Cosmetic surgery was entirely below the line except when dealing with injuries, but in today’s NHS even a total sex change operation is now above the line, as is just about any kind of cosmetic surgery if a strong enough case can be made about the psychological damage being caused.

Hair loss in women – above the line.

Hair loss in men – below the line.

Impotence – definitely now above the line.

Mental enhancement drugs in older people with memory loss – above the line.
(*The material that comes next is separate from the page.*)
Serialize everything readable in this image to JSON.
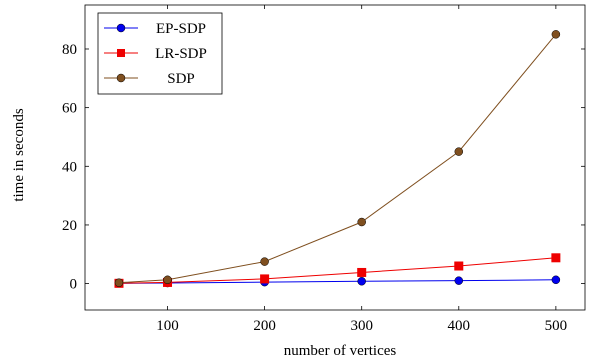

Mental enhancement drugs in older people without memory loss – below the line.

 

The big issue for the future of the pharmacueutical industry is to get accurate predictions about how that line is likely to move in the next 5-15 years – but that in turn also depends on what new options become available.

Sunday, June 25, 2006

Repair of inner ear - deaf cure - using stem cells

For a while I have been working on the idea that we will one day be able to repair deafness – which is a universal problem for all those over the age of 75.  In fact you can find some kind of hearing loss in anyone over the age of 55 if you look hard enough.

 

The market for a cure for deafness is huge.

 

In Nature this month there is a report by Neil Segil and colleagues at the House Ear Institute in Los AngelesUniversity of Southern California – in which they show they have made new hair cells from adult stem cells in the inner ear.

 

These cells have turned off production of a protein p27.  This offers a possible drug route to cure deafness, by blocking the p27 system and encouraging these cells to develop into new hair cells.

 

The work was done in culture but is still very exciting.

 

This is not the first time that scientists have explored ear cell regeneration.

 

It is becoming clear from many different studies that repair of the retina, inner ear, spinal cord, heart or brain will one day be relatively easy.

 

The challenge for the future of the pharmaceutical industry will be to be able to develop a drug which can encourage these cell-based transformations without removing cells in any way.  Watch this space – many different teams in biotech companies are actively developing solutions along these lines.

Monday, May 01, 2006

Olive oil antiinflammatory effect

Interesting report in New Scientist recently showing that 50mls per day of olive oil in the diet is equivalent to a dose of ibrupfofen.  We are increasingly recognising the impact of diet on disease processes.  Expect to see new ranges of neutraceuticals:  products with nutrition as well as therapeutic effects.  Many of these will be artificial creations such as bananas which contain a vaccine.

Friday, April 28, 2006

Inventing disease or true unmet need - accusations against pharmacuetical industry

The future of the pharmaceutical industry will be dominated by innovation, much of it biotech driven.  But success depends on linking new product innovation to genuine unmet need.  The accusation is that some pharma companies have been inventing new treatment areas and diseases to maximise revenue from drugs that would otherwise have low sales.

 

However, at the end of the day the only real judge of unmet need is the person who is suffering.  As a physician myself I know how blind doctors can be to the true toll of illness on those who come to them.  An obvious example is the relief of pain in hospice medicine (my own specialty in the days when I was a practising doctor).  The entire hospice movement has been created in part to solve a nightmare for cancer patients – untreated pain and other major symptoms, despite the fact that many highly effective therapies are available.  Doctors are often ignorant, or afraid to ask the questions and patients often hold back from revealing the truth.  The reasons for these things are complex, but this is just one example where surveys of unmet need show huge differences between what doctors think is happening, what patients tell their doctors about and what patients actually experience.